Nadia Shpachenko: The Poetry of Places, world premieres by Andrew Norman, Harold Meltzer, Jack Van Zandt, Hannah Lash, Amy Beth Kirsten, James Matheson, Lewis Spratlan, Nina C. Young
In his 1873 essay "The School of Giorgione" Walter Pater famously said "All art constantly aspires towards the condition of music," but of course his argument is much more nuanced than this sound-byte, as cool as it is. "Although," he says,
"each art has thus its own specific order of impressions, and an untranslatable charm, while a just apprehension of the ultimate differences of the arts is the beginning of aesthetic criticism; yet it is noticeable that, in its special mode of handling its given material, each art may be observed to pass into the condition of some other art, by what German critics term an Anders-streben — a partial alienation from its own limitations, through which the arts are able, not indeed to supply the place of each other, but reciprocally to lend each other new forces."Those new forces are evident in each of these World Premiere works by eight composers, in this marvellous disc from pianist Nadia Shpachenko.
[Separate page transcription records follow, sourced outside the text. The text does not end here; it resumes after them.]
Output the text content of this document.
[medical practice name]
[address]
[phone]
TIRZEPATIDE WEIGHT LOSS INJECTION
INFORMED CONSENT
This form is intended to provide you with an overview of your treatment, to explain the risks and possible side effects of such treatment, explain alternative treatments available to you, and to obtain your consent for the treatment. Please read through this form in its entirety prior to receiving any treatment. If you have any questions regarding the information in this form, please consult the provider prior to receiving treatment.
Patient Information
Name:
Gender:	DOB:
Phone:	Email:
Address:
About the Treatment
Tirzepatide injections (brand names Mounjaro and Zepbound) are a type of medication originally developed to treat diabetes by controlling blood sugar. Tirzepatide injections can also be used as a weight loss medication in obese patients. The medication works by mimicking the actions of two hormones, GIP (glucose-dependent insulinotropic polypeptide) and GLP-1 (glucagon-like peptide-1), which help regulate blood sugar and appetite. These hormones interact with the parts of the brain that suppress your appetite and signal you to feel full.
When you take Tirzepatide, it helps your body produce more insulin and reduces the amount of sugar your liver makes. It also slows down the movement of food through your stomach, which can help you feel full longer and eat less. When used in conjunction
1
Each of the works is about a special place, with music interacting with a wide range of human activities: fine and applied arts (architecture and design), the heritage arts and the natural world. "Part of my aim as an artist," says composer Amy Beth Kirsten, "is to project myself, through meditation and imagination, into another place so I might find the music that lives there." Between them, Kirsten and Shpachenko project us into the American Visionary Art Museum in Baltimore, designed by Rebecca Swanston and Alex Castro. I happen to share a fondness for and a deep admiration of some of the architects of these special places, especially Frank Gehry and Louis Kahn. But each of these works is memorable, and beautifully played by Shpachenko on a Steinway grand piano and, memorably, on a toy piano, a Schoenhut 37 key Traditional Deluxe Spinet. As well she has excellent support from Joanne Pearce Martin in four-hand pieces, and percussionists Nick Terry and Cory Hills. This is a marvellous project, well worth exploring.